ATI RN
Oncology Questions
1. A 50-year-old man diagnosed with leukemia will begin chemotherapy. What would the nurse do to combat the most common adverse effects of chemotherapy?
- A. Administer an antiemetic.
- B. Administer an antimetabolite.
- C. Administer a tumor antibiotic.
- D. Administer an anticoagulant.
Correct answer: A
Rationale: The correct answer is A: Administer an antiemetic. Chemotherapy commonly causes nausea and vomiting as adverse effects. Antiemetics are medications specifically used to prevent or treat these symptoms. Choices B, C, and D are incorrect because administering an antimetabolite, a tumor antibiotic, or an anticoagulant would not directly address the most common adverse effects of chemotherapy, which are nausea and vomiting.
2. The client is assessing a client who has a new ureterostomy. Which statement by the client indicates the need for more education about urinary stoma care?
- A. I change my pouch every week.
- B. I change the appliance in the morning.
- C. I empty the urinary collection bag when it is two-thirds full.

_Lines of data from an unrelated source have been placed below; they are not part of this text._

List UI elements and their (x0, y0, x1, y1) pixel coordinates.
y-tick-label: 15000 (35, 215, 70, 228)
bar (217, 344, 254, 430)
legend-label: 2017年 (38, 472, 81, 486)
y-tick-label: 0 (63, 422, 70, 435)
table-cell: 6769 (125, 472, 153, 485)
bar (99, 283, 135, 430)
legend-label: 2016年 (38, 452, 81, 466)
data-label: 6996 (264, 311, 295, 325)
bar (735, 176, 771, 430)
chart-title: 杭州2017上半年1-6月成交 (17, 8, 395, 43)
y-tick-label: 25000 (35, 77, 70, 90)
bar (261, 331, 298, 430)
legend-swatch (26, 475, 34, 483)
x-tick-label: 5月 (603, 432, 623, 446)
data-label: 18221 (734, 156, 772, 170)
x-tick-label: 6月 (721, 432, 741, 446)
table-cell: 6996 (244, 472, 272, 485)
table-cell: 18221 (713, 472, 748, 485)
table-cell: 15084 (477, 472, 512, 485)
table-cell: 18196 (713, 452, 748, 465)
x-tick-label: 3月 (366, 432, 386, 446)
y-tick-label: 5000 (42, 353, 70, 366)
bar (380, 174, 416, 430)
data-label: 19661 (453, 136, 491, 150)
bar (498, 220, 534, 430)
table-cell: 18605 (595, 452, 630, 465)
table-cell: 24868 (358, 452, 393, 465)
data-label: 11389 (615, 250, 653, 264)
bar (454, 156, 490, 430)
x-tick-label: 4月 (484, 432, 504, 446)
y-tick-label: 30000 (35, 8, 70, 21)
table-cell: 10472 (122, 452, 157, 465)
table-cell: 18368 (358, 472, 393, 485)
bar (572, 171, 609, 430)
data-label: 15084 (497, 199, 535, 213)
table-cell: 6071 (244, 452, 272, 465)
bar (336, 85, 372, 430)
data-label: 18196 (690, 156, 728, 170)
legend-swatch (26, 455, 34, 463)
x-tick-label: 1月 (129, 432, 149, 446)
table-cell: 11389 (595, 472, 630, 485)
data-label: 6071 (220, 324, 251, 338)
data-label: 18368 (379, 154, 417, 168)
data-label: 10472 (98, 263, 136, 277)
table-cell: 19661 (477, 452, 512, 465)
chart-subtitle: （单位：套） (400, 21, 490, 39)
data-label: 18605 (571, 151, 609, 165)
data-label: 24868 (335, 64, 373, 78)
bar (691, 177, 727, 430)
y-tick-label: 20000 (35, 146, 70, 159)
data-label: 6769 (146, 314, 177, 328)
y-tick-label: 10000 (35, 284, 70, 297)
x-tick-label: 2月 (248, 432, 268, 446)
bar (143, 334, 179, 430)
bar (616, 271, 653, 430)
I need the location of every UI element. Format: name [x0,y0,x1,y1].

- D. When I'm in the shower, I direct the flow of water away from my stoma.
Correct answer: D
Rationale: The correct answer is D because directing water away from the stoma while showering is incorrect. The stoma can and should be cleaned with water. Choices A, B, and C demonstrate proper stoma care practices, such as changing the pouch regularly, changing the appliance in the morning, and emptying the collection bag when it is two-thirds full, which are all appropriate actions for caring for a urinary stoma.
3. The hospice nurse is caring for a patient with cancer in her home. The nurse has explained to the patient and the family that the patient is at risk for hypercalcemia and has educated them on the signs and symptoms of this health problem. What else should the nurse teach this patient and family to do to reduce the patient’s risk of hypercalcemia?

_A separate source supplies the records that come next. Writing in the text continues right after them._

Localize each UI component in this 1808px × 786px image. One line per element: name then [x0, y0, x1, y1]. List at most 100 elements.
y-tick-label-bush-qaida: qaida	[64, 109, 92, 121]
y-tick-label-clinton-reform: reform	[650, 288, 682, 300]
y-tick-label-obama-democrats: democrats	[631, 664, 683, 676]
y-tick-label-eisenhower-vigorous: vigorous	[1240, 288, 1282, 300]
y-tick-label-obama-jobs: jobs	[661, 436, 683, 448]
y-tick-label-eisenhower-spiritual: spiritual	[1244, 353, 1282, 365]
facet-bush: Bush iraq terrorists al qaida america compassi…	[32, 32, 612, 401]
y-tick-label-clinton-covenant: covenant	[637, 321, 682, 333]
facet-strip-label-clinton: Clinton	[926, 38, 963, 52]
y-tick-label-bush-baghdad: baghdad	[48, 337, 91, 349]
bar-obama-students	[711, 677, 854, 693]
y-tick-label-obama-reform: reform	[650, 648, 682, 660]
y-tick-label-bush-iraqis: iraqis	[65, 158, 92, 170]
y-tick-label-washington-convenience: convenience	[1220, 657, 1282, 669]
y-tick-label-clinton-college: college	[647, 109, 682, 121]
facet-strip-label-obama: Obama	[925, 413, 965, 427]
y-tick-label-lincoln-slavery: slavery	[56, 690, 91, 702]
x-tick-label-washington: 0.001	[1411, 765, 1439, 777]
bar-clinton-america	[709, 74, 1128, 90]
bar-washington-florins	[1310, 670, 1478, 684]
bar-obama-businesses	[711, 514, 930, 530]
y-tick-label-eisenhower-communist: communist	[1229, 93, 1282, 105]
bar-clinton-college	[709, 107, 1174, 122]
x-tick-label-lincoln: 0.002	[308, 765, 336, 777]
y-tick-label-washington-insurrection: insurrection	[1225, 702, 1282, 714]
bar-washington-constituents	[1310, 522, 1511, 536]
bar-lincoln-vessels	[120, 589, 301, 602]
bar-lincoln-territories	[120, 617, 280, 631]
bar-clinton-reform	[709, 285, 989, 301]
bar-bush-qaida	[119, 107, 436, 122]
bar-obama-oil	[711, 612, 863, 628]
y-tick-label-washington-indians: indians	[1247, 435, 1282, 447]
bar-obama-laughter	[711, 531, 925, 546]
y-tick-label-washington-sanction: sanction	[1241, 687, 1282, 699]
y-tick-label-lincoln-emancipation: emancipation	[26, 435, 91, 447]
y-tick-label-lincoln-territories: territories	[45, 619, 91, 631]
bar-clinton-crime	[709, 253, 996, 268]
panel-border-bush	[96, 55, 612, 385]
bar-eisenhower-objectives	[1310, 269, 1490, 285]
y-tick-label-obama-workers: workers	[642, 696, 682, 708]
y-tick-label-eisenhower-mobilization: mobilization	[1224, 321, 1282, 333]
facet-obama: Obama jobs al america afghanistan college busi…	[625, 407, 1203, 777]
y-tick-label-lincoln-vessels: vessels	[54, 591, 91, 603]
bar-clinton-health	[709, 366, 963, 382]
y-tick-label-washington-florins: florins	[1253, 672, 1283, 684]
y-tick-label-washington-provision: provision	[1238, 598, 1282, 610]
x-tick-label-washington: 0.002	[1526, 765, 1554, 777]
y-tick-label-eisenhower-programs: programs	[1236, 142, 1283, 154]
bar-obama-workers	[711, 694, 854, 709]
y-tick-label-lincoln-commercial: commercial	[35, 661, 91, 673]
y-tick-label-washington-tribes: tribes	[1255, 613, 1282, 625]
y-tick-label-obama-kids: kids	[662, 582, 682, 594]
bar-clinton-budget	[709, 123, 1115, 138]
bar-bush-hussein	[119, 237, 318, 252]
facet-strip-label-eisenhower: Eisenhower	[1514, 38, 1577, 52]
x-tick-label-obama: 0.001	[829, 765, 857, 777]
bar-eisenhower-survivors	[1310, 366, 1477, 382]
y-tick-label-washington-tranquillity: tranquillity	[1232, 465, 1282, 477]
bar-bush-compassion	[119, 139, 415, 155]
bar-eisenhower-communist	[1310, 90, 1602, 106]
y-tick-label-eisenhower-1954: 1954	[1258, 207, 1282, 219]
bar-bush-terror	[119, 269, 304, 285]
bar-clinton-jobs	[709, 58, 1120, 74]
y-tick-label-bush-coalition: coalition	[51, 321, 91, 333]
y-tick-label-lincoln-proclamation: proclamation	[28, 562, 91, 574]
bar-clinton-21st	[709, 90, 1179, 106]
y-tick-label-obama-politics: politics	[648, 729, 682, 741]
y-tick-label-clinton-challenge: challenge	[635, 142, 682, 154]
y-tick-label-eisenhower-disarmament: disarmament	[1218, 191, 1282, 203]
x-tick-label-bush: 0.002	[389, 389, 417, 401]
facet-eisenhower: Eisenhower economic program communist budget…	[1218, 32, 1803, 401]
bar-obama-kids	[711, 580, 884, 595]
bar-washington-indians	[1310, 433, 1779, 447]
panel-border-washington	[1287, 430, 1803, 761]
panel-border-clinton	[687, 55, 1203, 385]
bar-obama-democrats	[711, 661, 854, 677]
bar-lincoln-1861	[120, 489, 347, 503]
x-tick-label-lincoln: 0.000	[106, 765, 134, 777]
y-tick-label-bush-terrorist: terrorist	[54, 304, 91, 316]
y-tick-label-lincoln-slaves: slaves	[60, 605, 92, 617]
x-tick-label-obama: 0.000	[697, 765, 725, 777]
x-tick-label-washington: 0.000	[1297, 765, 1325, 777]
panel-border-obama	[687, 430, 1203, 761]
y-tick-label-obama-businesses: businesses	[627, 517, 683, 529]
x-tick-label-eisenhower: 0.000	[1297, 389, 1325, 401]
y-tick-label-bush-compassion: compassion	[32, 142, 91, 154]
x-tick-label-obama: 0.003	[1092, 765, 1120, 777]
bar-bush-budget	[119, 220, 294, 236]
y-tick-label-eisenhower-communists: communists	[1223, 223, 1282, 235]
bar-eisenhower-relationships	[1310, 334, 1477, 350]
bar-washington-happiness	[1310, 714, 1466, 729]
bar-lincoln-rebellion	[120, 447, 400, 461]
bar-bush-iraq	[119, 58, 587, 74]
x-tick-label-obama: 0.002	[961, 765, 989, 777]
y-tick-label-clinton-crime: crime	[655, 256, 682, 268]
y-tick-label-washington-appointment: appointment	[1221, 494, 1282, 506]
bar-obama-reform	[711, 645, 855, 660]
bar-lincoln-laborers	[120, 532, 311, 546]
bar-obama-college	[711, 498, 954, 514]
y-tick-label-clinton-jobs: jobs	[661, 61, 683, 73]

- A. Stool softeners are contraindicated.
- B. Laxatives should be taken daily.
- C. Consume 2 to 4 L of fluid daily.
- D. Restrict calcium intake.
Correct answer: C
Rationale: The nurse should encourage the patient to consume 2 to 4 liters of fluid daily to reduce the risk of hypercalcemia.
4. Traditionally, nurses have been involved with tertiary cancer prevention. However, an increasing emphasis is being placed on both primary and secondary prevention. What would be an example of primary prevention?
- A. Yearly Pap tests
- B. Testicular self-examination
- C. Teaching patients to wear sunscreen
- D. Screening mammograms
Correct answer: C
Rationale: Primary prevention involves actions taken to reduce the risk of developing cancer by preventing exposure to known risk factors or promoting healthy behaviors. Teaching patients to wear sunscreen is an example of primary prevention because it aims to reduce the risk of skin cancer by minimizing exposure to harmful ultraviolet (UV) radiation from the sun. Encouraging protective measures such as wearing sunscreen, avoiding tanning beds, and wearing protective clothing are all steps to prevent skin cancer before it develops.
5. A nurse is providing care to a patient who has just received a diagnosis of acute myeloid leukemia (AML). What is the priority nursing diagnosis for this patient?
- A. Risk for bleeding
- B. Risk for infection
- C. Impaired gas exchange
- D. Imbalanced nutrition
Correct answer: B
Rationale: Risk for infection is a high priority due to the patient's compromised immune system from AML.